Retorika tersebut adalah semacam permainan kata-kata yang
canggih, yang jarang dipakai awam . untuk menyatakan penyakit busung lapar
misalnya dikelitkan dengan kurang gizi, agar lebih dahsyat pakai istilah HO dan
entah apa lagi. Istilah yang hebat !. namun sesungguhnya bukan itu yang
diharapkan (bahasa yang di kemas-kemas), melainkan jalan keluar atau terobosan
dari kemelut.
Baru-baru ini Prof Dr Yuwono Sudarsono dengan mengutip
alamarhum Syahrir yang merujuk kepada beberapa buku top dunia, seperti Future
Shock nya Alvin Toffler, Megatrends 2000 karya John Naisbitt dan Patricia
Aburdene serta karya-karya Peter Drucker mensinyalir bahasa kedangkalan yang
diperoleh melalui ungkapan-ungkapan serba baru dan serba memukau.
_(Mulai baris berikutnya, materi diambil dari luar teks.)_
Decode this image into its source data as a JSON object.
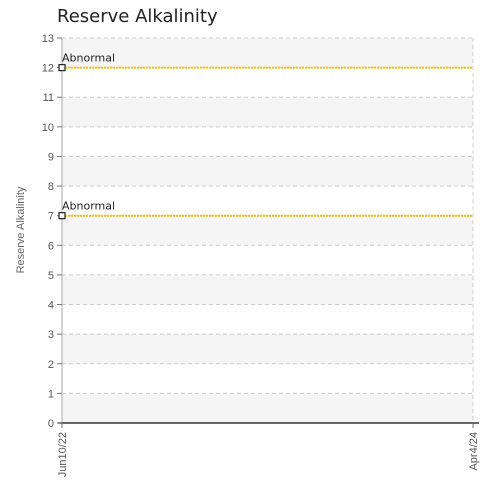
{
  "chart_data": {
    "type": "line",
    "title": "Reserve Alkalinity",
    "xlabel": "",
    "ylabel": "Reserve Alkalinity",
    "x_ticks": [
      "Jun10/22",
      "Apr4/24"
    ],
    "ylim": [
      0,
      13
    ],
    "y_ticks": [
      0,
      1,
      2,
      3,
      4,
      5,
      6,
      7,
      8,
      9,
      10,
      11,
      12,
      13
    ],
    "grid": true,
    "series": [
      {
        "x": [
          "Jun10/22",
          "Apr4/24"
        ],
        "values": [
          12,
          12
        ],
        "point_label": "Abnormal",
        "color": "#e8c31a"
      },
      {
        "x": [
          "Jun10/22",
          "Apr4/24"
        ],
        "values": [
          7,
          7
        ],
        "point_label": "Abnormal",
        "color": "#e8c31a"
      }
    ]
  },
  "colors": {
    "band": "#f5f5f5",
    "grid": "#cccccc",
    "axis": "#333333",
    "line": "#e8c31a"
  }
}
Syahrir 60
tahun yang silam dalam salah satu renungannya pernah menulis tentang gejala
para pakar yang gemar mengemukakan ungkapan-ungkapan canggih, tanpa mendalami
arti sesungguhnya dari tiap-tiap frase yang diluncurkannya. Mengapa sampai
terjadi demikian
Kesalahan metodologi
Kalau diperhatikan secara seksama, peran, tingkah laku atau
behaviour ilmuwan kita (sarjana, pasca sarjana, atau khususnya yang sudah
doktor) adalah orientasi dan pendongakan habis-habisan ke Barat. Thesis atau
disertasi yang mereka pertahankan, secara matematis 95% memakai pustaka-pustaka
negeri tersebut. konon, kalau tidak Barat tidak ilmiah.
Selanjutnya demikianlah ketika kelompok elit tersebut memberi
kuliah di kampus atau dalam kesempatan lain di tengah-tengah masyarakat. Apa
yang mereka pentaskan penuh dengan kutipan-kutipan sarjana asing, dengan bahasa
yang tak jarang sukar dimengerti. Gaya bahasa yang sulit (dipersulit) entah
disengaja atau tidak kiranya menjadi semacam indikator bagi seorang ilmuwan.
Semakin sukar dimengerti semakin tinggi tingkat kecendekiaannya?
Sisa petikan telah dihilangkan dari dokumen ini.